Sunday, July 25, 2010

Misshapen

         Sometimes in the night things show so little of themselves that the rest--the dark space--needs to be filled in with imagination. Walls disappear and objects elongate, fatten, separate like oil in water. You want to reach out and touch it to prove that it still exists in its glorious ordinary, but moving makes you dizzy. Moments come and go and even closing your eyes makes you feel odd, like you have been transfigured into half-cooled jello: Unable to keep shape. These happenings are no ones to blame. Brains just want to let you emulate them once in a while. "Look! This is my world." Maybe, just maybe, we become so aware of them in that moment we actually feel like the world has taken on their very characteristics. Soft pliable squishy elongating brilliance. Outside of the shell. Outside of the comfort zone. Outside of where it is safe. We are all just like brains.

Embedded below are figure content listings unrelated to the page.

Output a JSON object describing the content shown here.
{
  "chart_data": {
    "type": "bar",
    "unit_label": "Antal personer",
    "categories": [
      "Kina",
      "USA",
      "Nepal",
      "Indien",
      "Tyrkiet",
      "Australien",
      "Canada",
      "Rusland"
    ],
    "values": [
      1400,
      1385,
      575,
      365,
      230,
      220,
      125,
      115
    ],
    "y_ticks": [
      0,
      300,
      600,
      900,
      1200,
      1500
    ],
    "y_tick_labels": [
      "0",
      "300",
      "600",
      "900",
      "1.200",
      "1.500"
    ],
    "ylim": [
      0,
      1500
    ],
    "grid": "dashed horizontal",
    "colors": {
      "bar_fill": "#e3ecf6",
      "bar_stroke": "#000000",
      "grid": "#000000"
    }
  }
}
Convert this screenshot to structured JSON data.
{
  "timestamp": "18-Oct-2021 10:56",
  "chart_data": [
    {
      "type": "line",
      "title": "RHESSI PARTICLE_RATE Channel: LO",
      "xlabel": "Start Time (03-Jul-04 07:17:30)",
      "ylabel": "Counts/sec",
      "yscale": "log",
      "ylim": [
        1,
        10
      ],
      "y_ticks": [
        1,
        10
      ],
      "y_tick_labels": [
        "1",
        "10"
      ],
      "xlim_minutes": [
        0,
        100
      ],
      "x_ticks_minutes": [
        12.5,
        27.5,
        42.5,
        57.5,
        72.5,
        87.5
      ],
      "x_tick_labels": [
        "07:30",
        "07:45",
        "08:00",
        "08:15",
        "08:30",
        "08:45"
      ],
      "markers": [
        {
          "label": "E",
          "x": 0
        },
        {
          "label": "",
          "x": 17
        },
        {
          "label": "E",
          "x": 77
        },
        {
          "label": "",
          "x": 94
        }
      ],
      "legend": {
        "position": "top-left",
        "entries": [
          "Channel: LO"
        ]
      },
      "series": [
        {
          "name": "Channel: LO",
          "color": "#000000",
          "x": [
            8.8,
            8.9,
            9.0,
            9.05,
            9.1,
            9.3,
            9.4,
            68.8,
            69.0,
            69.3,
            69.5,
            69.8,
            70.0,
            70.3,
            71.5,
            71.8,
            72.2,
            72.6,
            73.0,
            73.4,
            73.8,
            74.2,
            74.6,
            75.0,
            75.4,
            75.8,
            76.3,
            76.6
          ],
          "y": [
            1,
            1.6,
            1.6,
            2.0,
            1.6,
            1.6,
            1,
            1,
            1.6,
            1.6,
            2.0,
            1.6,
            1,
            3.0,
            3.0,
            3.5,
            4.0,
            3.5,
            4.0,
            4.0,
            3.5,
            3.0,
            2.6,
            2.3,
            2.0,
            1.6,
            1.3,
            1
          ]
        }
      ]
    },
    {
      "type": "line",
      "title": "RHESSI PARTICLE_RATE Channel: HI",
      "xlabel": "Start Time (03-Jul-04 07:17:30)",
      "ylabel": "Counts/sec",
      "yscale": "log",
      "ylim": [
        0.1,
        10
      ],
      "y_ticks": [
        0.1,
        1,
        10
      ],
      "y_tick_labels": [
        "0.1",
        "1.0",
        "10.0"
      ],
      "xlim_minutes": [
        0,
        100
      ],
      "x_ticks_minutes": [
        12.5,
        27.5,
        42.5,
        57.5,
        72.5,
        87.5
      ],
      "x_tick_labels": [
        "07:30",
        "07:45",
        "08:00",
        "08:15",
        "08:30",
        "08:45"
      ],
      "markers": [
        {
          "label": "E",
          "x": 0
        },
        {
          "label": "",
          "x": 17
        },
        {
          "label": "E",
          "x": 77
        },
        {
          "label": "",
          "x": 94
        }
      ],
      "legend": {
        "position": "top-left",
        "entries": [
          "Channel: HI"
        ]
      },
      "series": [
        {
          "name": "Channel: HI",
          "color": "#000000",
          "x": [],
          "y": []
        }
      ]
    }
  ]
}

          When we are wrapped in our layers and cushioned in our own squishy substance, hard shell to keep the world out, we find solace in existing. Let the shell go where it will, but we are well. Of course, things get in sometimes. Sometimes it gets a little crowded in there. No room. Our world isn't large enough. THe brain then squishily dies. What if it could crack it's way out of the shell though? What if it could rebuild a bit bigger and stronger. from the inside out? rise up brain! Do something about your small world, it is taking you and squishing you and changing your shape. You can't live long. But it can't do that. It will simply die. Unless, of course, a surgeon helps it out a little. Cleans up the mess, but the room stays the same once the professional lets it be. Just a little cleaner until it crowds again. But not I. Not we.
            We rise up! We crack the shell we stopped fitting in, grew too big for. We remodel, build new rooms, taller and grander than before. All so we can think bigger of course. So we can let more people in, more art, more music, more ideas, more everything. The importance of adding on. Of getting our space so we don't squish. That is uncomfortable. It hurts to be misshapen; even if we don't know it. So we build on.